During a visit to Greer’s salon, Greta Garbo encountered Mrs. Samuel Goldwyn. After the two exchanged pleasantries, Goldwyn invited Garbo to meet Ruby Keeler, who was being fitted in another room. Keeler had not yet begun her acting career, and was then only known as the wife of Al Jolson. “But why should I meet Mrs. Jolson?” Garbo asked. Her inquiry was grounded in wariness, not arrogance, and Greer knew it. “Meeting anyone is a terrific ordeal for her,” Greer said. A few minutes later, Goldwyn appeared at Garbo’s fitting room and introduced her to Mrs. Jolson. “But you look exactly like your husband!” Garbo blurted out. “To this day I shall never know what she meant.” Greer said.

From 1935 to 1937, Greer took two years off to live in Paris, leaving his salon in the hands of his assistant.
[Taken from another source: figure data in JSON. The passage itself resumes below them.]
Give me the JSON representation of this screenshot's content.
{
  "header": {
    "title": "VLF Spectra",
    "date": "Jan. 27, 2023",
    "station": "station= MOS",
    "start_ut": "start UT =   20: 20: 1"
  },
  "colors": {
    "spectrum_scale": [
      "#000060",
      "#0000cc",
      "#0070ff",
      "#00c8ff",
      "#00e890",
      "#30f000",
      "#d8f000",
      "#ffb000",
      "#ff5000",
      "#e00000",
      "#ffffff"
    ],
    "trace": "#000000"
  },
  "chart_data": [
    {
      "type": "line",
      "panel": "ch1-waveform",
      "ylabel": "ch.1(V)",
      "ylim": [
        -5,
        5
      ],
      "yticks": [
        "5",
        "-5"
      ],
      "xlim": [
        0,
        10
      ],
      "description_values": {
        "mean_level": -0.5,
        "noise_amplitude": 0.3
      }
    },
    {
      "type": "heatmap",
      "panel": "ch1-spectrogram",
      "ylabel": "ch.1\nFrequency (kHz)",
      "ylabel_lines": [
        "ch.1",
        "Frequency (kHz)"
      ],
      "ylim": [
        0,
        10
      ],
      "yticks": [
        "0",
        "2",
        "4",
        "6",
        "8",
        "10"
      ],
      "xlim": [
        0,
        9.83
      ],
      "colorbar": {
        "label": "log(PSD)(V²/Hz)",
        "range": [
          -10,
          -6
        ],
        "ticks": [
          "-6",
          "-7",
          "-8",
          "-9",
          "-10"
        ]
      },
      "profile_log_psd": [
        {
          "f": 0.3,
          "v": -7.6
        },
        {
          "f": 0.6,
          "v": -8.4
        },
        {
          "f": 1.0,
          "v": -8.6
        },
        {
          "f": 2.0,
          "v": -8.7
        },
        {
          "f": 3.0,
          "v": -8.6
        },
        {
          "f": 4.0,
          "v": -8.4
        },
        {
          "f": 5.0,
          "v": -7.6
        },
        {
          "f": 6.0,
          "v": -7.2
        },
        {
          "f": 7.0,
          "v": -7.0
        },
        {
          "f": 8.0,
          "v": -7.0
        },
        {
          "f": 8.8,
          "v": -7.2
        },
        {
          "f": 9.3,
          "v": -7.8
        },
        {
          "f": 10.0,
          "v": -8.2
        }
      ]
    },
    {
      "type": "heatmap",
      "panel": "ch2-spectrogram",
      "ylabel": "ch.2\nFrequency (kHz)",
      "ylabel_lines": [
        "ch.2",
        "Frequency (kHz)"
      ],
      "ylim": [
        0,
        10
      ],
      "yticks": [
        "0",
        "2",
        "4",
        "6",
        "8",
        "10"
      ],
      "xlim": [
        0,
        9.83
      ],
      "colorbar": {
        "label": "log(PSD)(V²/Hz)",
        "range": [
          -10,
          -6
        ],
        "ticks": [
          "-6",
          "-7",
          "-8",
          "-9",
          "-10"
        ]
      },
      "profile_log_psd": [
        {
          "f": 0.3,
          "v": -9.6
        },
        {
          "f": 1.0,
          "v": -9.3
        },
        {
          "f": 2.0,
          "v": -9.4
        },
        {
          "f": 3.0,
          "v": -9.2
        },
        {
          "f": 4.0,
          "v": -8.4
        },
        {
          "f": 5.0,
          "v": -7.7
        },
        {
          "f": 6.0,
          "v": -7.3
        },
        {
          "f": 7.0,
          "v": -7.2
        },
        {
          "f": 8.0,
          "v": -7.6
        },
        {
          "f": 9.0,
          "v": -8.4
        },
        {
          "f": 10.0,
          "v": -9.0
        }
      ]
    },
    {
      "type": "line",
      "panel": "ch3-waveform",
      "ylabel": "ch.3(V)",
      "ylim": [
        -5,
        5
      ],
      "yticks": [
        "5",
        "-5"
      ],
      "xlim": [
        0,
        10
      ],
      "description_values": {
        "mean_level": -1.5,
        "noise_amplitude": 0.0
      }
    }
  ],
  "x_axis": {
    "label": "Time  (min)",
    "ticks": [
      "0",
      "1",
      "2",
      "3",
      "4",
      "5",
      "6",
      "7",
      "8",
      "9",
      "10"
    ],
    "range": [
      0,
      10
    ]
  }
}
When he returned to Hollywood, Greer resumed his custom work, as well as designing for film, including dressing Katharine Hepburn in Bringing Up Baby (1938) and Ginger Rogers in Carefree (1938).

When his old drinking buddy, Travis Banton, left Paramount, Greer took him on at the salon. “Howard didn’t really need him at all, but he knew Travis was awfully depressed and worried about him,” claimed gossip columnist Hedda Hopper. “Howard’s manager told me he had been afraid at the time they might start tooting it up with too many cocktails and the shop would suffer, but Travis started getting offers to do some pictures again and things worked out.”

Thanks to the success of his creations and the support of Hollywood, Greer was able to maintain his salon during the Depression and the war. Wartime labor shortages forced Greer to devote more time to the salon. In response to the growth of the ready-to-wear industry, Greer and his new partner, Bruce McIntosh, began designing a wholesale line in 1946, which proved profitable. At first the two produced both custom and ready-made garments, but after several years, they produced exclusively ready-to-wear items. A couple of years later, rising supply costs and a shortage of skilled labor forced Greer to close shop. Greer remained active in costuming and design until his death on April 17, 1974.